Otter Creek CUD Nabs $9.9 Million Grant For Affordable Fiber Plan

Otter Creek CUD logo

The Otter Creek Communications Union District (CUD) has been awarded a $9.9 million grant by the Vermont Community Broadband Board (VCBB). It’s the latest effort by the state to use CUDs to deliver affordable fiber broadband access to the long-neglected rural corners of Vermont.

According to the CUD’s announcement, the funding will help deploy affordable fiber access to roughly 4,100 homes and businesses by 2025. The fiber deployment will be done in partnership with Consolidated Communications, which says it has deployed fiber to 110,000 Vermont homes and businesses since 2021.

The deployment should ultimately bring broadband access to 85 percent of homes and businesses in the Otter Creek CUD area, which covers 17 towns and one city in and near Rutland, Vermont in the southwestern part of the state as 2,300 of the locations targeted by this latest round of funding currently have no access to any broadband service whatsoever.

Vermont CUD map

“We’re excited to work collaboratively with Consolidated to bring future-proof Internet to the 18 communities within our CUD,” Otter Creek CUD Chair Laura Black said in a statement. “This funding will put us well on our way to meeting the goal of universal service in the Rutland region, bringing all the opportunities that come with reliable, high-speed internet. The Otter Creek CUD board is proud to be on the way to bringing the broadband infrastructure this community needs to participate in the global economy.”
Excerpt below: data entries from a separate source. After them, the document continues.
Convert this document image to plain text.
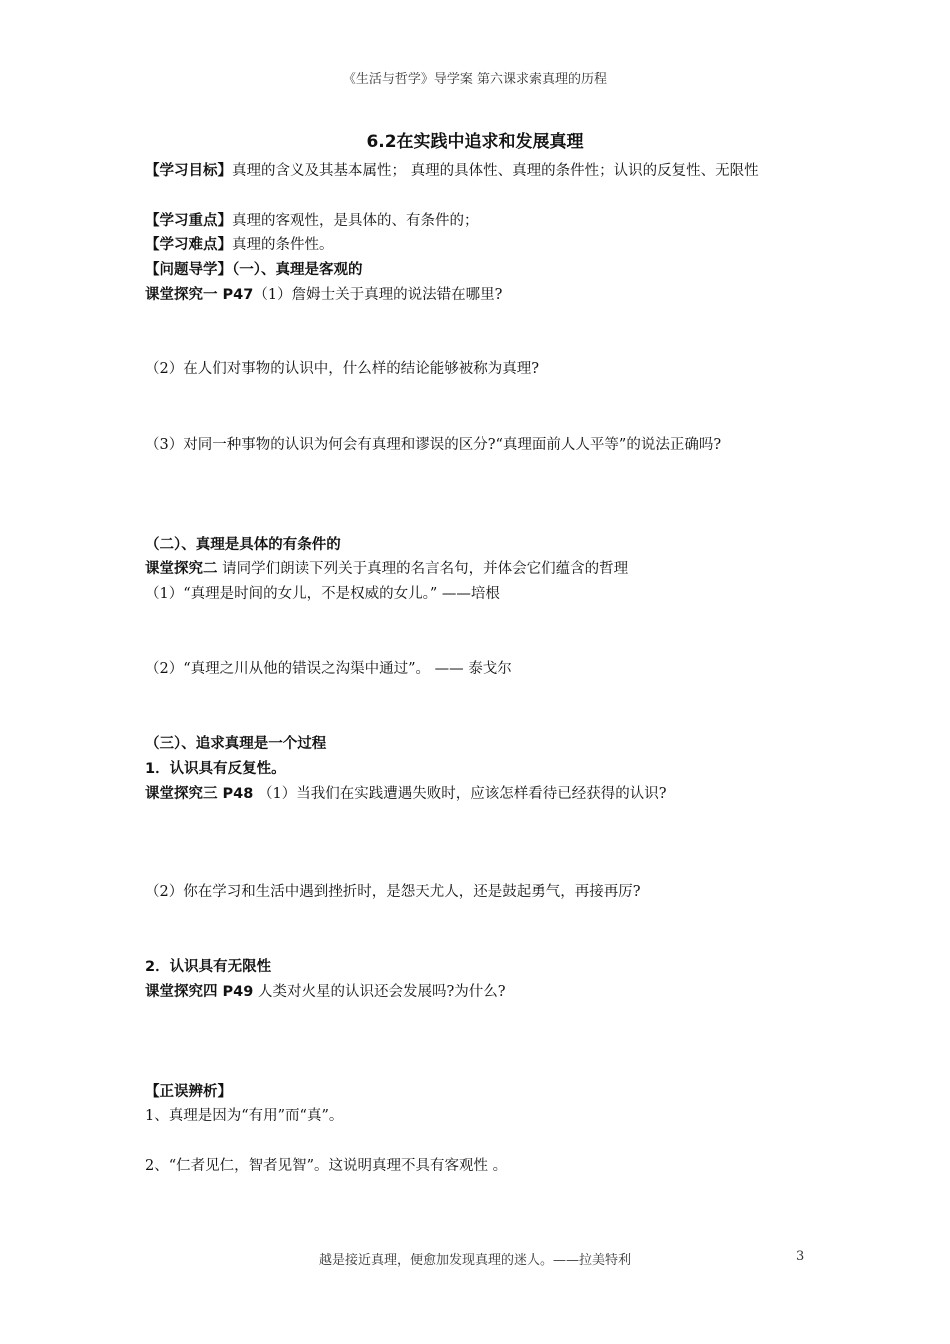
《生活与哲学》导学案 第六课求索真理的历程
6.2在实践中追求和发展真理
【学习目标】真理的含义及其基本属性； 真理的具体性、真理的条件性；认识的反复性、无限性
【学习重点】真理的客观性，是具体的、有条件的；
【学习难点】真理的条件性。
【问题导学】（一）、真理是客观的
课堂探究一 P47（1）詹姆士关于真理的说法错在哪里?
（2）在人们对事物的认识中，什么样的结论能够被称为真理?
（3）对同一种事物的认识为何会有真理和谬误的区分?“真理面前人人平等”的说法正确吗?
（二）、真理是具体的有条件的
课堂探究二 请同学们朗读下列关于真理的名言名句，并体会它们蕴含的哲理
（1）“真理是时间的女儿，不是权威的女儿。” ——培根
（2）“真理之川从他的错误之沟渠中通过”。 —— 泰戈尔
（三）、追求真理是一个过程
1．认识具有反复性。
课堂探究三 P48 （1）当我们在实践遭遇失败时，应该怎样看待已经获得的认识?
（2）你在学习和生活中遇到挫折时，是怨天尤人，还是鼓起勇气，再接再厉?
2．认识具有无限性
课堂探究四 P49 人类对火星的认识还会发展吗?为什么?
【正误辨析】
1、真理是因为“有用”而“真”。
2、“仁者见仁，智者见智”。这说明真理不具有客观性 。
越是接近真理，便愈加发现真理的迷人。——拉美特利	3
CUDs are defined as a new municipal entity created by two or more towns with a goal of collaboratively building communication infrastructure. Vermont lawmakers first created the legal framework for CUDs to operate in 2015. In the seven years since, more than a dozen CUDs have been established or are currently under development.

In Vermont, municipally-led CUDs can legally fund needed broadband expansions through debt, grants, and donations—but not taxes, though they themselves are tax-exempt nonprofits. They’re currently helping long neglected Vermont towns deploy affordable fiber networks that may have not been financially or logistically successful if attempted alone.

In 2021 the state passed Act 71 to help ensure that CUDs were a cornerstone of the state’s efforts to bridge the digital divide. Act 71 also established the VCBB, which is tasked with coordinating, facilitating, and accelerating the development and implementation of universal community broadband solutions.

Over the summer the VCBB says it doled out more than $58.9 million in grants to five different CUDs across the state, bringing broadband to at least 13,000 currently underserved homes and businesses. The state is also poised to receive $228.9 million in BEAD (Broadband Equity Access and Deployment) grants made possible by the 2021 infrastructure bill.